The courts have used a multi-faceted approach to determining scope of negligence, using duty of care, breach of duty, and causation to establish a tort of negligence. Cassie works for Euphoria Ltd, and the company would owe Cassie a duty of care, established in Robinson v CC for West Yorkshire. 1 By applying the reasonable person standard, established in Blythe v Birmingham Waterworks Co, 2 we can determine that Euphoria Ltd did not act reasonable by carelessly failing to store the euphorium correctly and failing to supply employees with safety equipment, therefore breaching their duty of care. A simple ‘but for’ test establishes a casual link between the breach and Cassie’s injuries (Barnet v Chelsea and Kensington HMC) 3 and Cassie would not be experiencing her nightmares and flashbacks if not for the breach. TBC

Cassie must have a ‘clinically-recognised psychiatric injury’ to bring her claim, per Lord Denning in Hinz v Berry. 4 Her nightmares and flashbacks would not qualify, and that further evidence would be required as to whether Cassie’s symptoms are something more severe such as PTSD, which would qualify. If she was to develop symptoms of PTSD, she would be treated as a primary victim in this case. Cassie managed to duck out the way but was still in the zone of immediate and physical danger, established in White v CC of South Yorkshire Police. 5 The action of ‘ducking’ shows Cassie feared for her own safety and in the case of Dulieu v White, 6 shows us that a person is eligible for damages if they are concerned about the impact that the accident may have on them.

Jules’ Claims

Jules may be a secondary victim in the accident that occurred with her partner Rue, first recognised in Hambrook v Stokes. 7 Bourhill v Young 8 established it must be reasonably foreseeable that a person of ‘ordinary fortitude’ would suffer psychiatric injury, which is safe to assume considering Jules’ circumstances.

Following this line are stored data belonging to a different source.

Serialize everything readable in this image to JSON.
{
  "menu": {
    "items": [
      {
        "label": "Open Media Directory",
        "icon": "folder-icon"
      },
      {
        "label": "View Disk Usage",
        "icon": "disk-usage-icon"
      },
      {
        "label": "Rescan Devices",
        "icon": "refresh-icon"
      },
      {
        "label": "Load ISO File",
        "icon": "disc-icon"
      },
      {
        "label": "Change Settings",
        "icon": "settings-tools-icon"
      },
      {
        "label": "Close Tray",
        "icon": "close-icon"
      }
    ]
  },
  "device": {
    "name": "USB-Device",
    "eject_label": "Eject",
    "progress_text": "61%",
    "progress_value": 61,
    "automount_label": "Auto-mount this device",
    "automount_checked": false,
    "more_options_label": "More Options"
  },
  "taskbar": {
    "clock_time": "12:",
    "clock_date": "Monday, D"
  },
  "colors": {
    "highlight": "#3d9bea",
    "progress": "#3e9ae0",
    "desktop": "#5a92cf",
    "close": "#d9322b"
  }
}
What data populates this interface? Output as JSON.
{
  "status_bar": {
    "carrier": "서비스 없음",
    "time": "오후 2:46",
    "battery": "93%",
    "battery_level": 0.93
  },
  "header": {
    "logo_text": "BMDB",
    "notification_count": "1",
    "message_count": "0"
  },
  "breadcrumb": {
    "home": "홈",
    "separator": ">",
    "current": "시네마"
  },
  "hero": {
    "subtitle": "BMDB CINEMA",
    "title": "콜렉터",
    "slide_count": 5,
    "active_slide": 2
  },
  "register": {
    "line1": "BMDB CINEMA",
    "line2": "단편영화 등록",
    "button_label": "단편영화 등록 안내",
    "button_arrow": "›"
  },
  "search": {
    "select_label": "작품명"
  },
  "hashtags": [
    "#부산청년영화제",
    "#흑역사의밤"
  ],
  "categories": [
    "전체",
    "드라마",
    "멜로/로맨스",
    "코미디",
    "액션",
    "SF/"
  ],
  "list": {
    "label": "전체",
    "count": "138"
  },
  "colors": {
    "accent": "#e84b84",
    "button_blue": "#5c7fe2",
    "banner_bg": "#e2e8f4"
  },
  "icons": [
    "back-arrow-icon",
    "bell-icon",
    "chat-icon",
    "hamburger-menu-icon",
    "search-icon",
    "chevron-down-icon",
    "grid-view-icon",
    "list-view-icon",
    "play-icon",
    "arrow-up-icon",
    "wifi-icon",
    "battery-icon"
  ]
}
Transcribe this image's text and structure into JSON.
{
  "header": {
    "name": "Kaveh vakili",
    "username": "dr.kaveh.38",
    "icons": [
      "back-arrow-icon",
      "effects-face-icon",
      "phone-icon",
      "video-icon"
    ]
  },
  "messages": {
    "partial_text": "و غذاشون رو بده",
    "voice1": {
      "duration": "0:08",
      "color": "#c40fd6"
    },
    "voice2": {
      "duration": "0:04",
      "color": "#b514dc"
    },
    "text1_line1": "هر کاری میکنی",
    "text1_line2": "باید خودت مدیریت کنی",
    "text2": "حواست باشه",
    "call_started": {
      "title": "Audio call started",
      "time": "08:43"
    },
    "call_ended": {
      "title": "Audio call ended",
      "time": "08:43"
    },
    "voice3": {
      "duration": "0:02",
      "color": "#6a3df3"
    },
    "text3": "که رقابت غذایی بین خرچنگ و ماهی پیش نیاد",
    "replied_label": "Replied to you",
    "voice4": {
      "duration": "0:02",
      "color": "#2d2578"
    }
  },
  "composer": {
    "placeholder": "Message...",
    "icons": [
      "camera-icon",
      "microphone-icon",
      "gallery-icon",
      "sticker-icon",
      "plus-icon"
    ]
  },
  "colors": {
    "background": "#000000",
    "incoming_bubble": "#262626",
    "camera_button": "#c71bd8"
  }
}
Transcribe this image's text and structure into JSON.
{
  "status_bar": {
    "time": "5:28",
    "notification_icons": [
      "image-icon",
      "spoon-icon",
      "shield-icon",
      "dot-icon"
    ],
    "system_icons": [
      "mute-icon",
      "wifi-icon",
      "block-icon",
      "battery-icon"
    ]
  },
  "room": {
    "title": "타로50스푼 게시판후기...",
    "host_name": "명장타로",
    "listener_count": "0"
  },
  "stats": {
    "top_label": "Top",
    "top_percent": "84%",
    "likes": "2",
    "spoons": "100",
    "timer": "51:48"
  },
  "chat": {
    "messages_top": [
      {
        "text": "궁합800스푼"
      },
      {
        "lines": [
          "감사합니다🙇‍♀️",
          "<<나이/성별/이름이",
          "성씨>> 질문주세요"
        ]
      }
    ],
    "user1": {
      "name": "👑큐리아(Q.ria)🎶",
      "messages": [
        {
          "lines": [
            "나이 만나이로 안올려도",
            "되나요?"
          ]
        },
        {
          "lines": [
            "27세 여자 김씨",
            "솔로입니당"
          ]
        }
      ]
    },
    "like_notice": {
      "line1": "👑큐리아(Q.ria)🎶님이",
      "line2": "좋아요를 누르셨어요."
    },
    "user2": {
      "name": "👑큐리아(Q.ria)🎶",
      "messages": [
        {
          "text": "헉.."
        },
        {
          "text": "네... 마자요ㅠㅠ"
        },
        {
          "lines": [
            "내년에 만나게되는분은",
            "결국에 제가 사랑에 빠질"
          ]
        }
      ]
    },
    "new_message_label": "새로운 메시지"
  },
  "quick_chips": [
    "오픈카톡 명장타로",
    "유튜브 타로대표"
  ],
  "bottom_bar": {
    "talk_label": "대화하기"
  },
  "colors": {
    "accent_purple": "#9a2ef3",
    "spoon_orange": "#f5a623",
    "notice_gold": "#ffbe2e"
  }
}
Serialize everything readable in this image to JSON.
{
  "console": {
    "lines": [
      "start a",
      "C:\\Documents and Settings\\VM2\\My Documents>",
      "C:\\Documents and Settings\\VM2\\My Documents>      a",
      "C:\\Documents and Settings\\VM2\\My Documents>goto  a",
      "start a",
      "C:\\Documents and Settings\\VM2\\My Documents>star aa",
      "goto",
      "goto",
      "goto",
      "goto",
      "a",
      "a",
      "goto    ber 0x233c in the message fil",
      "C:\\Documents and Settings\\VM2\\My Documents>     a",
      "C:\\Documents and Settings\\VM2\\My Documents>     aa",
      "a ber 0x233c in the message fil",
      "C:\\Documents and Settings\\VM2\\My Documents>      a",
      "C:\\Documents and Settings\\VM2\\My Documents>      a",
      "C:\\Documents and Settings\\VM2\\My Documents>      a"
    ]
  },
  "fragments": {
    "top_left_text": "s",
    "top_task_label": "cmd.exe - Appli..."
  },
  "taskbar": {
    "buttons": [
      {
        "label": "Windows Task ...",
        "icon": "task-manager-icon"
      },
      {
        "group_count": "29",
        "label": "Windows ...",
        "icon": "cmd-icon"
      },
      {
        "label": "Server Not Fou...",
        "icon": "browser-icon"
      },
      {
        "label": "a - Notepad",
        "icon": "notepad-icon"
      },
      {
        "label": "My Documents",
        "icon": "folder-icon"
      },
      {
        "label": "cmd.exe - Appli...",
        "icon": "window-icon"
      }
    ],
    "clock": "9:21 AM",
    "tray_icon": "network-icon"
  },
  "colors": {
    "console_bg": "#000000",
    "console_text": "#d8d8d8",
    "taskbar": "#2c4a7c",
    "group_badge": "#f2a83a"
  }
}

The case of Alcock v CC of South Yorkshire 9 also states that Jules must have a close relationship to the victim, which she did as the girlfriend. It also stated there must be proximity to the event or its immediate aftermath, and Jules arrived several hours later to the hospital, which may not be immediate. Nevertheless, Jules witnessed Rue after the incident in a coma, still alive, then witnessed her dying, which may satisfy those criteria. Jules also witnessed Rue through her own eyes and not virtually or by word. Furthermore, Mcloughlin v O’Brian 10 is a case with very similar circumstances, and the Court granted that the claimant was found to be a secondary victim of an incident. In conclusion Jules also has a clinically recognised psychiatric injury; as she suffers with PTSD, therefore these points make Jules be a secondary victim to the negligence claim.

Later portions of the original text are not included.